Grundlage für den Zuzug war das am 29. Oktober 1685 von Friedrich Wilhelm erlassene "Edikt von Potsdam", das den aus Frankreich vertriebenen Hugenotten Arbeit und Vergünstigungen gewährte. In dem Dokument sicherte der Große Kurfürst den Franzosen "eine sichere und freye retraite" (Zuzug, Eintritt) sowie Freundschaft und Zuwendung. Der Landesherr nahm sie mit offenen Armen auf und stellte ihnen Hilfe bei der Begründung einer neuen Existenz in Aussicht. Die Hugenotten lebten und arbeiteten in eigenen Vierteln, hatten eigene Kirchen, Schulen sowie karitative Einrichtungen, und selbstverständlich verständigten sie sich untereinander in der Muttersprache. Eine "Vermischung" mit den Einheimischen fand zumindest in den ersten hundert Jahren kaum statt, denn Hochzeiten mit Deutschen waren nicht erwünscht. In Potsdam besaßen die eingewanderten Franzosen eine eigene, zunächst recht bescheidene Kirche, die Friedrich II., der Große, am Bassinplatz durch einen Rundbau nach Plänen von Georg Wenzeslaus von Knobelsdorff ersetzen ließ.

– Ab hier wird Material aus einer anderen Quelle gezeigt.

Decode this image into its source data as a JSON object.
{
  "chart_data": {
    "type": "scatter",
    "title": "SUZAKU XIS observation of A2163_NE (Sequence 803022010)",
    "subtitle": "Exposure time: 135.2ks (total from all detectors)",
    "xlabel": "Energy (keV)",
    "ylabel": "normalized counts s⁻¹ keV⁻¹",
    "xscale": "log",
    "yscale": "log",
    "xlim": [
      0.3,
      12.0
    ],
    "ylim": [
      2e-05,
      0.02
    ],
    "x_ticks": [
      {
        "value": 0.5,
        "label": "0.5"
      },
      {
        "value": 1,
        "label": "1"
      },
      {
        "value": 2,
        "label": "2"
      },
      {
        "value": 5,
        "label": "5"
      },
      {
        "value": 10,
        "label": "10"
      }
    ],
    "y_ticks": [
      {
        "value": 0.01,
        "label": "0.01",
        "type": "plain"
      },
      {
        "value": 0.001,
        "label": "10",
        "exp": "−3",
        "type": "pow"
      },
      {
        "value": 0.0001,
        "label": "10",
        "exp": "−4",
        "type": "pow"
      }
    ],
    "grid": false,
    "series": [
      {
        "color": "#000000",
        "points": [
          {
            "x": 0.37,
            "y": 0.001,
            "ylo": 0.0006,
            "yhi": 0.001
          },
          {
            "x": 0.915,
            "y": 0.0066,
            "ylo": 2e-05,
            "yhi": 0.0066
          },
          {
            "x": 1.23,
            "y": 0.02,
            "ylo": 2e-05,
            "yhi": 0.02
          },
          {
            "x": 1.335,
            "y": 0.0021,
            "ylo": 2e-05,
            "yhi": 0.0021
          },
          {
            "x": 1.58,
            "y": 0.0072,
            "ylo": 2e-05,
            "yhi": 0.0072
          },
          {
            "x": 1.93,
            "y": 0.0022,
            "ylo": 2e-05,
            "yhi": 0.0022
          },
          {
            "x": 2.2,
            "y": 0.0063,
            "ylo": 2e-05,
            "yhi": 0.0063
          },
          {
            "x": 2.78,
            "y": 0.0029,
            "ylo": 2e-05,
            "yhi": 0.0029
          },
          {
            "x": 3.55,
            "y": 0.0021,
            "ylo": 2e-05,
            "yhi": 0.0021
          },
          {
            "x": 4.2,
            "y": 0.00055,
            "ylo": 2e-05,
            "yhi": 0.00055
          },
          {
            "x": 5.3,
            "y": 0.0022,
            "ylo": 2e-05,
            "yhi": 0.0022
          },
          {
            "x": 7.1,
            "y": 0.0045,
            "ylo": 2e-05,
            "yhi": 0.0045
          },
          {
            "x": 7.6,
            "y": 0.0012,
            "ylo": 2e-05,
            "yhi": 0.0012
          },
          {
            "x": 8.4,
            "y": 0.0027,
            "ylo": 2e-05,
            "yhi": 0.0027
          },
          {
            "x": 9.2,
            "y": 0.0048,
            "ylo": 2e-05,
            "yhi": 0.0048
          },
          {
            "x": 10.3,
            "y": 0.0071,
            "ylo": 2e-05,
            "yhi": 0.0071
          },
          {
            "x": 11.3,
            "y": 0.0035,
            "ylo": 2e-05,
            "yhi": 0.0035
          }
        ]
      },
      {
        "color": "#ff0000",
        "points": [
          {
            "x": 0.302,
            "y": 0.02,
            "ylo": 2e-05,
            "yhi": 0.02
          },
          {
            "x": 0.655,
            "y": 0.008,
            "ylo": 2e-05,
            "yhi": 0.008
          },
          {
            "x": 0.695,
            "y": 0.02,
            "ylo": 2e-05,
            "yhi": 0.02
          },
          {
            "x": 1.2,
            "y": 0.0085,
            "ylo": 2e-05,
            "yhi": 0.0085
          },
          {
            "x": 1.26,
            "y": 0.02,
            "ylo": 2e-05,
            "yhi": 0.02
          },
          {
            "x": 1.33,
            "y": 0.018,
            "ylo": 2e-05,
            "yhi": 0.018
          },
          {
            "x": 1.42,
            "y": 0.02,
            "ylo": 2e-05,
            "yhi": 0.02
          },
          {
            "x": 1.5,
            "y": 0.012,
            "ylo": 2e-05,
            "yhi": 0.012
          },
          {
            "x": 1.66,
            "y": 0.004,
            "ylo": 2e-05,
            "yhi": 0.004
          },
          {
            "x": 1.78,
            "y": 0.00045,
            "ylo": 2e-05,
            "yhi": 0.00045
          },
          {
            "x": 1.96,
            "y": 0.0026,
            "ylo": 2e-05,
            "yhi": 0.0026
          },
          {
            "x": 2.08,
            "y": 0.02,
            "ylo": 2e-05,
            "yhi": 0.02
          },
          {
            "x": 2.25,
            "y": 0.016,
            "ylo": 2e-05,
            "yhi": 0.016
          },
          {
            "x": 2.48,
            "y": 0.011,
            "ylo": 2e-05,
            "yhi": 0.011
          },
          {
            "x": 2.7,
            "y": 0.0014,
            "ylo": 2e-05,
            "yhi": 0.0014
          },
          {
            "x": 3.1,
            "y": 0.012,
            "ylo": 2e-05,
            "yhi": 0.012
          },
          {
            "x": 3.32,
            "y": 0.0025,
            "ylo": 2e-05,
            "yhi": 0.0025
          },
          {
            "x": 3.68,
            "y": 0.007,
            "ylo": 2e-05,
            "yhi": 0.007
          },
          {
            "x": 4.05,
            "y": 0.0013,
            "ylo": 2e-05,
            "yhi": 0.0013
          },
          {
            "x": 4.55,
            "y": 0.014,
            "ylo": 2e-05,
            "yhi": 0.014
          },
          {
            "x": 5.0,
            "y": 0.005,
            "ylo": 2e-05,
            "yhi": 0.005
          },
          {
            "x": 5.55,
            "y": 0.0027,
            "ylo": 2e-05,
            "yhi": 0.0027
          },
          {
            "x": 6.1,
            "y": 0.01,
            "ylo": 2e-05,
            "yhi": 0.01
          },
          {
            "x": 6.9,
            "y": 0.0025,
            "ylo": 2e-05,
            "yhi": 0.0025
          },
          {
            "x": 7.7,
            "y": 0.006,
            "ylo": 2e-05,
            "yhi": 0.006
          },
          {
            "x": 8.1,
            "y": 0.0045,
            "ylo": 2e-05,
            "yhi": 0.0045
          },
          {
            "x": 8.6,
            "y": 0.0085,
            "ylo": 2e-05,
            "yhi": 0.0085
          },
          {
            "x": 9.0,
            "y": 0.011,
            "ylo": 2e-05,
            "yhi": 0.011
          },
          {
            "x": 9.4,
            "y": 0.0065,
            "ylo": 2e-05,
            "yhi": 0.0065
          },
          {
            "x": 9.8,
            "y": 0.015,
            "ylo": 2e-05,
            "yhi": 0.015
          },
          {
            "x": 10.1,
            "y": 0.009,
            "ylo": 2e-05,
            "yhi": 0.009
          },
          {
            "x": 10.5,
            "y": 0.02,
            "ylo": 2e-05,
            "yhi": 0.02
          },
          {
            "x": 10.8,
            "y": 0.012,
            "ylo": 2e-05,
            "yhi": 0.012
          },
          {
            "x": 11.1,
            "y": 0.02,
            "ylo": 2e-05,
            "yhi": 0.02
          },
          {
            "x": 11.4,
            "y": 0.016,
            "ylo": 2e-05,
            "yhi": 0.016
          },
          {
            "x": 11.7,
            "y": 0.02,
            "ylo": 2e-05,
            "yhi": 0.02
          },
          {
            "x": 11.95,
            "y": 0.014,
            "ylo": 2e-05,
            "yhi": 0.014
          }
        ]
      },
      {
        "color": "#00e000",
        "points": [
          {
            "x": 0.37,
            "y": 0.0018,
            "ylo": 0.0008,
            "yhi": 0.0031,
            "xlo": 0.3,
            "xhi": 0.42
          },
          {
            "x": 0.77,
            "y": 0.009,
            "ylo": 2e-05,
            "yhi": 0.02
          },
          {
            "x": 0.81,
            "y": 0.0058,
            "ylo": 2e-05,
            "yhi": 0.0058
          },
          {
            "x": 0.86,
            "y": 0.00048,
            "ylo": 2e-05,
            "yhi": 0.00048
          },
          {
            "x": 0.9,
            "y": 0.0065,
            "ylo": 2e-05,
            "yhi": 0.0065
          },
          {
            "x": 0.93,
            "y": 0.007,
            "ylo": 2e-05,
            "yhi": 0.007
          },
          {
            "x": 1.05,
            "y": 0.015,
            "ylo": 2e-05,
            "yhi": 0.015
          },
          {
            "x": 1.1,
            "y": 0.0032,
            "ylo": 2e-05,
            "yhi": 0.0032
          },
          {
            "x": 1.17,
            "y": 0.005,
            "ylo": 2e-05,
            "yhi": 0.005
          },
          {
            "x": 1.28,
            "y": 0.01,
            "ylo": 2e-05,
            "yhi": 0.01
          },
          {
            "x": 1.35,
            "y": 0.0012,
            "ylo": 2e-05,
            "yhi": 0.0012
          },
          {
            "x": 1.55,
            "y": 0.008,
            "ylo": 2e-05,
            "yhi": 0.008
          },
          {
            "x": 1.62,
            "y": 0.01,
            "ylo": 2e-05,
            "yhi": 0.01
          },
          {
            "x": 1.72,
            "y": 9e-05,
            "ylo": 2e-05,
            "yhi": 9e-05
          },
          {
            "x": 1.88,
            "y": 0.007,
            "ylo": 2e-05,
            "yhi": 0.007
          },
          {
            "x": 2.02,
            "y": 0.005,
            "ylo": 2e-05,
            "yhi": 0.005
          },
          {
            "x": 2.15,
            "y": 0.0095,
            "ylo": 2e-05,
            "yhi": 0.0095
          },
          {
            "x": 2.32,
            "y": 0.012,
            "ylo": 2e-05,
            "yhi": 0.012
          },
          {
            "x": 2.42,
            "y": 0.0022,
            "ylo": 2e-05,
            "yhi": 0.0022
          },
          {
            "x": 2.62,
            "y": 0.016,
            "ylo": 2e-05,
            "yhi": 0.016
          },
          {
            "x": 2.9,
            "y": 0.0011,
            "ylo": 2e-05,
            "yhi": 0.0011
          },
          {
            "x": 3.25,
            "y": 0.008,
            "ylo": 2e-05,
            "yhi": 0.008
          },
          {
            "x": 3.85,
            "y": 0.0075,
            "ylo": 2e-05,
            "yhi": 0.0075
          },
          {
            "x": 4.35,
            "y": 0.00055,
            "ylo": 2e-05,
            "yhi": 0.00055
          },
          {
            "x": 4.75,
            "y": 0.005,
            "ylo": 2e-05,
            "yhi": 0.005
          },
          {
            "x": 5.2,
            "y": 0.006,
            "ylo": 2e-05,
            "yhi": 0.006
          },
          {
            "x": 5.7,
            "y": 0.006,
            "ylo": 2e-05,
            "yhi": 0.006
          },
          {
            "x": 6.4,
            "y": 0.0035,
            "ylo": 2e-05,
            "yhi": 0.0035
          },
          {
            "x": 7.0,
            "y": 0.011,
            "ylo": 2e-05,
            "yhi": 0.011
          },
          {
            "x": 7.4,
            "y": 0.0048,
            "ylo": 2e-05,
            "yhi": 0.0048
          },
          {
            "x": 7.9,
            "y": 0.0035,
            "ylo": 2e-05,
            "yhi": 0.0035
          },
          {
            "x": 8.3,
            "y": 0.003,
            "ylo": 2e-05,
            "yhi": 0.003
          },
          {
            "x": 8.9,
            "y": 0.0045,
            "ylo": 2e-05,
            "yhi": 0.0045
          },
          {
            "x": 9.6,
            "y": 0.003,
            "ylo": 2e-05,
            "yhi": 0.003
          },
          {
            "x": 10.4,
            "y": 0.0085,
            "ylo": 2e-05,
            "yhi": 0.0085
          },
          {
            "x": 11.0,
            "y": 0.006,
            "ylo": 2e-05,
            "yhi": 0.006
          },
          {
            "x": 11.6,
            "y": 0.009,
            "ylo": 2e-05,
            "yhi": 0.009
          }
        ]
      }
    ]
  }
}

Jeder fünfte Berliner war Franzose

Die Residenzstädte Berlin und Potsdam waren die wichtigsten Ziele der Refugiés, die auch zum Teil recht beträchtliche Kapitalien und viel technisches und künstlerisches Know-how ins Land brachten. Um 1700 machte die französische Kolonie in Berlin etwa ein Fünftel der Einwohnerschaft aus. Vor allem der Hof als wichtigster Auftraggeber zog die Hugenotten an. Ein französischer Diplomat berichtete, er habe die Stadt "angefüllt mit Franzosen" gefunden. "Sie flüchteten in Massen hierher, angezogen von der günstigen Aufnahme, die der Kurfürst den ersten bereitet hatte. Jeden Tag sah man hier Kaufleute, Handwerker und Edelleute in Mengen eintreffen."

Neben dem, was sie und all die anderen Glaubensflüchtlinge an materiellen Gütern mitbrachten, waren ihre technischen und künstlerischen Fähigkeiten und Fertigkeiten für die Entwicklung Kurbrandenburgs von unschätzbarem Wert. Viele Gewerke wurden hier erstmals eingeführt oder auf den neuesten Stand gebracht. Zu nennen sind das Weben und Färben von Textilien, das Wirken von Strümpfen, die Verarbeitung von Gold- und Silberfäden für Borten und Tressen, die unter anderem für die Armee bedeutsam waren, ferner Gold- und Silberschmiedekunst sowie die Herstellung von Gobelins und weiterer Luxusartikel für den Hof und die reiche Oberschicht. Nicht zu vergessen ist der Anbau unbekannter Gemüsesorten wie Spargel und Blumenkohl. Da nicht alle Hugenotten in Berlin angesiedelt werden konnten, wies man ihnen Arbeit und Wohnung in weiteren kurmärkischen Städten wie Frankfurt (Oder), Prenzlau, Potsdam und Schwedt zu.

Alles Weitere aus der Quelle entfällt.